Like most pastors, I have performed a large number of weddings and have spent almost countless hours in marital counseling. I can attest that communication is indeed one of the more difficult and important issues in a marriage, and it is therefore worthy of a great deal of effort, thought, and repentance as needed (and repentance is almost always needed!). In a healthy marriage, partners are careful how they speak to one another, both in terms of the content and the tone of their speech. The same should be true of partners in a church denomination. Therefore, if the “Meeting of Understanding” contributes to more careful and godly communication in our denomination we will be greatly blessed.
The Need for Faithfulness
Another thing a pastor learns through his ministry to marriages is that communication is not sufficient to guarantee union and blessing. Communication serves unity, but only faithfulness can establish union in a marriage or a church. This is why the wedding service is centered around holy vows that solemnly bind a bride and groom to clearly stated expectations and obligations. In the form of service that I use, the groom is asked, “Have you a token to give of your fidelity to this covenant?” “I have,” he answers, and places the wedding ring on the bride’s finger, “as a symbol and pledge of my constant faith and abiding love.” The bride then repeats the words as she gives her ring to the groom. By pledging “constant faith and abiding love,” the couple commits to a relationship that marries faithfulness in action and understanding in the way they interact.

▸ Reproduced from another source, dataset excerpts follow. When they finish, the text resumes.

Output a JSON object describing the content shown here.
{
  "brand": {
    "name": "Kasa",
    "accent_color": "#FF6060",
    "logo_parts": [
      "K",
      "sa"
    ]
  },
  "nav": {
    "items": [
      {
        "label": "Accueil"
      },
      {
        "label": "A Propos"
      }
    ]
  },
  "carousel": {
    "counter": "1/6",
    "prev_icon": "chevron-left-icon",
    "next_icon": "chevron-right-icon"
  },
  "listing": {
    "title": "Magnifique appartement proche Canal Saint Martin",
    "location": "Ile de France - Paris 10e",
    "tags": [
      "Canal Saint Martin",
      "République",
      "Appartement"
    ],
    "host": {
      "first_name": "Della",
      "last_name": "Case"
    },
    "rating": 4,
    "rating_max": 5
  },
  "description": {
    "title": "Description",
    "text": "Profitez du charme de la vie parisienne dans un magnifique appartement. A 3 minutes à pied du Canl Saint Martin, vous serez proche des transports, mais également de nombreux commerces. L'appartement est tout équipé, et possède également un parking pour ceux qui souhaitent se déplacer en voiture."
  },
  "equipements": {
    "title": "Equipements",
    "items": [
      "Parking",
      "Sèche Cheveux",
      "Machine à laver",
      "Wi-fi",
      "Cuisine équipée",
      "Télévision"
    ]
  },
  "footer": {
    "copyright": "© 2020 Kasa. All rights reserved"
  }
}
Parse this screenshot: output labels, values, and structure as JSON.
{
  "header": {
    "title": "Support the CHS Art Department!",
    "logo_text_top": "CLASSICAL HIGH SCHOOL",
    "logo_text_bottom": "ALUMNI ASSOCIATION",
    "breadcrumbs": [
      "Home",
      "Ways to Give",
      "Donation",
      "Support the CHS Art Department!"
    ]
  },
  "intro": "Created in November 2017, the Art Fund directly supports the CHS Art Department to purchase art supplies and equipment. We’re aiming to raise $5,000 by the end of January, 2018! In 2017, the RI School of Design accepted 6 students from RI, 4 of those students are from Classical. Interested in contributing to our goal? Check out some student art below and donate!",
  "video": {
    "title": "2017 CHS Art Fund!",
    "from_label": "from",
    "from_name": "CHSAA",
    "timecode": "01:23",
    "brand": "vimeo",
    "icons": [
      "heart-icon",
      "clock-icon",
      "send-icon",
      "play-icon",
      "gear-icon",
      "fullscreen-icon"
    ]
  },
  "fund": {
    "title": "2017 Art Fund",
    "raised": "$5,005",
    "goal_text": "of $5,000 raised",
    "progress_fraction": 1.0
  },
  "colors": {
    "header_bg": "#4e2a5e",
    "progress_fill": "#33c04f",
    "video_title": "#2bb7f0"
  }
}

Like any pastor, I have witnessed the need for both of these virtues if a marriage is to succeed. Sometimes I will meet with a couple where one has broken faith with his or her vows, or where a partner suspects that infidelity may be taking place. In this situation, care must always be taken in how they speak and act towards one another. In many cases, I have been unable even to meet with the couple together because of the vitriol in their language. Here is where the “Meeting of Understanding” makes an important point with respect to charitable communication within the PCA. But effective communications must serve and not replace the restoration of trust through demonstrated fidelity.